The world’s largest oilfield services company Schlumberger has announced it will be reducing its WesternGeco fleet as lower commodity prices lead to short-term cost cutting measures by exploration companies.
According to the company’s President of operations and integration Patrick Schorn Schlumberger will be restructuring WesternGeco marine seismic fleet by retiring older vessels with low towing capacity and high operating costs.
At the same time WesternGeco says it will be converting the remaining lower-end vessels to source boats while at the same time canceling most of the third party charters.
Through the restructuring Schlumberger will reduce its fleet size to 9 survey and 6 source vessels by the end of 2014 from the previously held 15 survey and 8 source vessels by the December 2013.
This is as the company expects exploration success to drop in the coming months with only 3 billion barrels of recoverable and condensate oil having been recovered in 2014 the lowest in 25 years.
“These results are clearly not sustainable from a long term reserve replacement standpoint but we do expect lower exploration activity levels to carry forward into 2015,” Schorn said at the Cowen Energy conference yesterday.

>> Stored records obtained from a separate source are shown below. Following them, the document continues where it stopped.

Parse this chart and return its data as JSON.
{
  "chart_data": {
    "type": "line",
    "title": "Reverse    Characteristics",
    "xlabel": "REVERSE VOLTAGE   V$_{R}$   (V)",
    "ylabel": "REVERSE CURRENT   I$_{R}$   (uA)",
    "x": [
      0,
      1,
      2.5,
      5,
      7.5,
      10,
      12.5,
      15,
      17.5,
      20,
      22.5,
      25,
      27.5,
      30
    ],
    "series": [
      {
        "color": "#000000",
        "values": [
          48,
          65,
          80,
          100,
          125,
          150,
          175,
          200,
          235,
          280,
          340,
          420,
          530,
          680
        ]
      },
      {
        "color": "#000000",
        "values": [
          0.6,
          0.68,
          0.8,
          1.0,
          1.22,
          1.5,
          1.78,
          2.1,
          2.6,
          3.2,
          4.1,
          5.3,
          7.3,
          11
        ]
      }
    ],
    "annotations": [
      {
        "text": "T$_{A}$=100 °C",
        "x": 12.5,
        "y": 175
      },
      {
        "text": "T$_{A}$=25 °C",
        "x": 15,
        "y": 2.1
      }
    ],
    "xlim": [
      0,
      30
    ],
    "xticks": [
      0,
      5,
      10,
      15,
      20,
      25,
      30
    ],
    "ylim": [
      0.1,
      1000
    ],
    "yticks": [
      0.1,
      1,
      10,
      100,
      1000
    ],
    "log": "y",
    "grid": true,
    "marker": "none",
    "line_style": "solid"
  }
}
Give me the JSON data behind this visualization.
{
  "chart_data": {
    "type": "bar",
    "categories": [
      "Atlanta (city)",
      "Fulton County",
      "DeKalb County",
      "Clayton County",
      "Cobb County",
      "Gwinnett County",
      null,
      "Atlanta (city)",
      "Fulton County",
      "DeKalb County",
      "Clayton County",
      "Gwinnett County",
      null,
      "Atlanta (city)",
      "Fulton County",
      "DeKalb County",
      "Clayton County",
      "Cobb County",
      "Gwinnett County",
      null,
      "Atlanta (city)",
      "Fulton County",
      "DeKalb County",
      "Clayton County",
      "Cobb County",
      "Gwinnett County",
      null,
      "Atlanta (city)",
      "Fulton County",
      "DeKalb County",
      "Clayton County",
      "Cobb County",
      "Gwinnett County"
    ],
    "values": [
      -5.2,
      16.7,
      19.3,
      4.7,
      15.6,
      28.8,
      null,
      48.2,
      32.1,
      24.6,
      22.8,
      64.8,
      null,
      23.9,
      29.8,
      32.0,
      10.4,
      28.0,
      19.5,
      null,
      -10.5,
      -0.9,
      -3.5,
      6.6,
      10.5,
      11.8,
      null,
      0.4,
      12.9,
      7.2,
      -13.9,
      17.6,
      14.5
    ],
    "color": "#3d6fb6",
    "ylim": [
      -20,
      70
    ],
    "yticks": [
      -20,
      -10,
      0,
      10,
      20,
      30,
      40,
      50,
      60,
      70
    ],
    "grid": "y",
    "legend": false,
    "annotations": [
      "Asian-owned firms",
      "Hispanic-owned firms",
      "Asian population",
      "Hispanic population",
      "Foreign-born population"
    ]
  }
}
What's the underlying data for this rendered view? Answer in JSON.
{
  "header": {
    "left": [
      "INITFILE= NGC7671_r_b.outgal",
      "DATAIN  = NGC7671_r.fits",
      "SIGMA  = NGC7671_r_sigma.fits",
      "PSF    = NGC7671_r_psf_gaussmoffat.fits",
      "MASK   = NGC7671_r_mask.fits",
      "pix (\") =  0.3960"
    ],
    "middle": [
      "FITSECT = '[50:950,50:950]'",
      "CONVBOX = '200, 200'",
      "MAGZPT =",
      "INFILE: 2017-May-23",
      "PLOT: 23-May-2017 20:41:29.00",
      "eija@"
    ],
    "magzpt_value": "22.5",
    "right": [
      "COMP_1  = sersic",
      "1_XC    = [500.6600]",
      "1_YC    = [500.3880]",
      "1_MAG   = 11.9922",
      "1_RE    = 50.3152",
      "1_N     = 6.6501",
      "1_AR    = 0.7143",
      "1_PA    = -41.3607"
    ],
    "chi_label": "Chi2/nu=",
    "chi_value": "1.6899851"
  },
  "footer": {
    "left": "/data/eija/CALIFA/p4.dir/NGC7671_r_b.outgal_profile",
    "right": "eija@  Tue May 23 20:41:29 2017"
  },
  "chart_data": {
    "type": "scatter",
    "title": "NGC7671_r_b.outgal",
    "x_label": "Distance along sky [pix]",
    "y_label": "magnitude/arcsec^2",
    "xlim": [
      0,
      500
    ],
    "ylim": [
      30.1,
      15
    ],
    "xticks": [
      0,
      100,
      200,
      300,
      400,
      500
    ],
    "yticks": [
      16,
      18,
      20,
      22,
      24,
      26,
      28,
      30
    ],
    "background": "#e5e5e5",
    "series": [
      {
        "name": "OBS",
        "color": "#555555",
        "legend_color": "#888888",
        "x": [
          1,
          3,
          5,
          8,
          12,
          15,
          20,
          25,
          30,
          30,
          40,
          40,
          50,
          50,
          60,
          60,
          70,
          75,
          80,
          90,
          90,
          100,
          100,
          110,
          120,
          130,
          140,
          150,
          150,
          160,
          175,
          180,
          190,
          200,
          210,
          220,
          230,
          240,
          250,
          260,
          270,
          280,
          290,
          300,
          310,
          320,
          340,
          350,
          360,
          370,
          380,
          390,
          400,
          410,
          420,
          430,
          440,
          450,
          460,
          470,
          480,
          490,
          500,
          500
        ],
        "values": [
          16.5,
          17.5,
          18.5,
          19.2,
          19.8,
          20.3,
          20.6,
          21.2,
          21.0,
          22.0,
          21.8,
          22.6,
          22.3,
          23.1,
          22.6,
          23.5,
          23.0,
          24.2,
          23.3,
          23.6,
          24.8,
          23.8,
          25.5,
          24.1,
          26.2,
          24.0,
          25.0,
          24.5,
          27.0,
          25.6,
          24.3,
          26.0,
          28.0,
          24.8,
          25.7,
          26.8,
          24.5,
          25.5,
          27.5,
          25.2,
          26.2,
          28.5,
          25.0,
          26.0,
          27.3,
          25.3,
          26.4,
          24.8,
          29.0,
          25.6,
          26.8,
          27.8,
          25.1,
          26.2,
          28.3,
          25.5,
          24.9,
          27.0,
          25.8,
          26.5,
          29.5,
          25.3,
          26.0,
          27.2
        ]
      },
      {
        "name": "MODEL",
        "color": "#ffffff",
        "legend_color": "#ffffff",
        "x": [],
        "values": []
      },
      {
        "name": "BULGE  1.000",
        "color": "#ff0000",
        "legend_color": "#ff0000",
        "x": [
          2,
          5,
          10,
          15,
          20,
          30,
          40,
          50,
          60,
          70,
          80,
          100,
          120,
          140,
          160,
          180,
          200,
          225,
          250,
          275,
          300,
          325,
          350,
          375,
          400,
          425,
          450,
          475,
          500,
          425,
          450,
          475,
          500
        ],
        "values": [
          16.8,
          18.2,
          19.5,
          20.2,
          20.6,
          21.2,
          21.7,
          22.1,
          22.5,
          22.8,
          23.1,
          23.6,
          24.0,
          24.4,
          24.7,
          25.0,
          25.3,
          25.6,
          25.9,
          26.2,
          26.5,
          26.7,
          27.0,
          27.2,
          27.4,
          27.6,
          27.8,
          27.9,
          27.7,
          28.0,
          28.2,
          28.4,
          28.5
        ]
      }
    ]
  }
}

Schorn is however quick to point out that its deepwater exploration activities for Sub-Sahara Africa especially in Western Africa remains strong.
The restructuring Schlumberger says will cost it approximately $800 million in the fourth quarter of 2014 which will mainly affect the explorer-class vessels.
Other than the reduction in the fleet Schlumberger will also be reducing the head count that will cost the company approximately $200 million but result to a more efficient workforce.